Der Gedichtladen

Gedanken aus dem Leben, für das Leben

Lieber Stefan…

Lieber Stefan,

Du überließt mir ganz im Sinne des in höheren Sphären Schwebenden, die geistige Akrobatie des Adorno, ohne ein Wort der Warnung oder Zeichen der eigenen Affirmation, der weiter die Geistesmassen durchwatete, auf der Suche nach immer mehr kritischen Anhalten, die dem Vernehmen nach sogar eine Schule der Westgoten ausgemacht haben soll, die sog. Frankfurter Schule, von wer weiß was ich was.

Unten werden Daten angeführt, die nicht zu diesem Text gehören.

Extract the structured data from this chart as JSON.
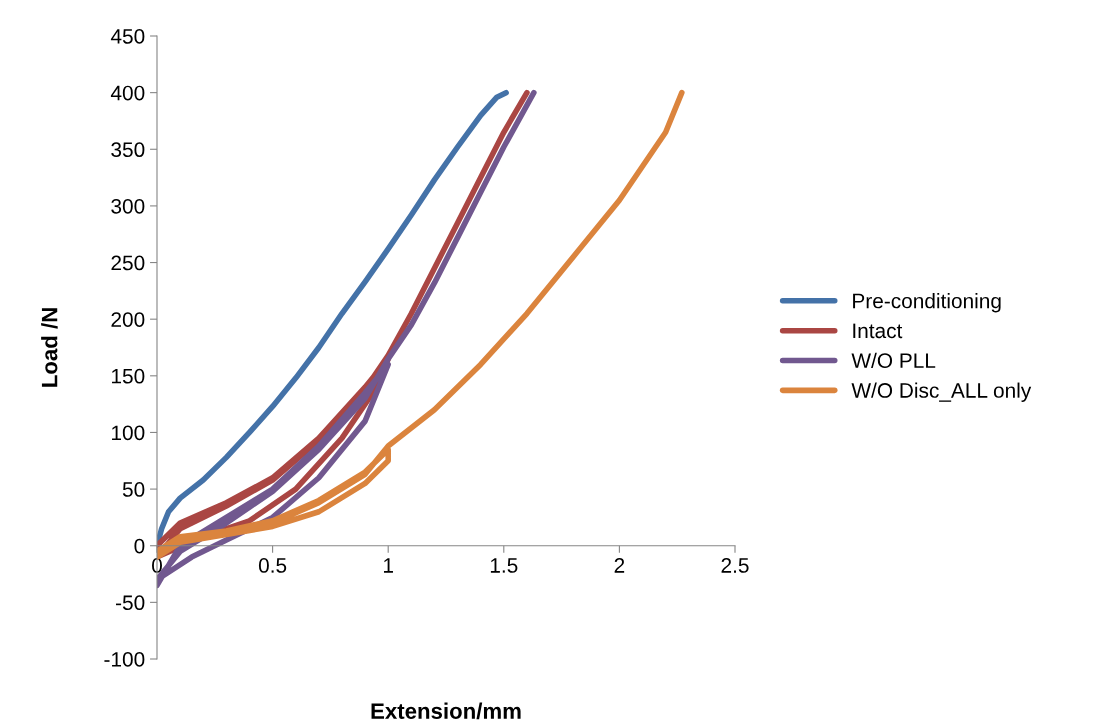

Ich will nun aus dem Gedächtnis schreiben, weil mir doch Adorno nahelegte, dass sich die Stichhaltigkeit von Ansichten, an deren Herbeizitieren von Zitaten messen ließe und er das profane Bild herbeiruft, von einer Kammer in die nächste zu „dringen“, was dadurch erleichtert wird, dass sich bei ihm all diese, doch eigentlich zu respektierenden und zu hütenden Kämmerlein, im gleichen Abstand zum Mittelpunkt befänden. Einem anderen war schon eingefallen, den ich bei meiner selbstgewählten Prämisse auch nicht zitieren kann, dass sich das ganze organische Leben auf fressen und gefressen werden zurückführen ließe und man es daher am passabelsten als Krankheit beschriebe.
In dem Buch, das bis auf die letzte der 333 Seiten leider immer schwächer wird und wohl gut die Frage Thomas Manns hatte provozieren können, was denn nun das Rechte sei, erfährt man fast immer nur das Unrechte, von dem mich natürlich brennend interessierte, warum auch die kommunistische Vision bei ihm durchfiel, wo er doch an dem bestehenden und auch jetzt wieder bestehenden vor allem monierte, dass sie eine normierende Tauschgesellschaft sei, die zu allem Unglück auch noch eine Kulturindustrie hervorgebracht hätte. Da fand er den pausbäckigen muskelstrotzenden Tatmenschen antizipiert, dem doch vielleicht auch mal einfallen könnte, nicht mehr nach den fernsten Sternen zu stürmen, sondern der auch einfach nichts tun könnte, wie ein Tier es vermag. Diese Entdeckung nun hat sich bewahrheitet, da es doch auch inzwischen genügend Menschen gibt, die vom Zwang der Arbeit befreit sind, selbst wenn sie eingefleischte Antikommunisten sind.
Noch ein, zwei Stellen positiver Aussagen sind mir aufgefallen, die irgendwie mit dem Licht zu tun haben, einem Rätsel, mit dem ich mich ein Leben lang beschäftigt habe. Man soll nämlich die Dinge in ein solches Licht setzen, dass mehrere andere von selbst anfangen zu funkeln und einen so von einem zum anderen, hoffentlich nicht vom Hundertsten ins Tausendste führen, wobei das unter das Verdikt des quantitativen fiele, das doch als Attribut der exakten Wissenschaften Philosophen zu fürchten gelernt haben und lieber nicht mehr gelten lassen.
Aber das Licht, aus dem die Welt vielleicht mal einzig bestanden hat und dem Adorno sein schönes Bild verdankt, vom Funkeln der jeweils anderen Dinge, die einen so herbeirufen, ist auch in der Schlussbedeutung, dass es einst ein messianisches Licht geben könnte, in dem die Welt bedürftig und zerschrunden daläge. So gibt man deren Heilung an eine alte Menschenhoffnung ab, die die Menschheit schon vergessen zu haben scheint und man sich nur noch mit Mühe vorstellen kann, dass sie dessen überhaupt noch gewahr werden würde, wenn es mal wieder so weit sein sollte.
Der arme Adorno lebte wohl in Zeiten, wo darauf besonders wenig Hoffnung bestand. Er konnte die Verhüllung des Reichtags nicht erleben, was ein solches Funkeln gewesen war. Er bewegt sich in der dünnen Luft der Vielwisserei, die natürlich auch eine viel zu dichte ist, als dass man darin noch würde atmen können und die Crux des messianischen Lichtes hatte schon immer darin bestanden, dass sie gegenwärtig nicht verstanden wurde und man sich dann im Nachhinein darum abmühte. Diesmal wird dem aber nicht so sein, und was bei ihm nicht ganz konsequent immer wieder mal anklingt, vom Subjekt und Objekt, halte ich für die zentrale Frage, dass wir es nämlich damit zu tun haben, sämtlich als Subjekte untereinander zu verkehren, die Natur eben eingeschlossen, was ich für meine bescheidene Erkenntnis halte, aber eben kaum einen finde, der in diese Hypothese fruchtbar einstimmen würde. Auch ich würde mir wünschen, so ein Subjekt unter vielen zu sein, das man ein bisschen erstnimmt.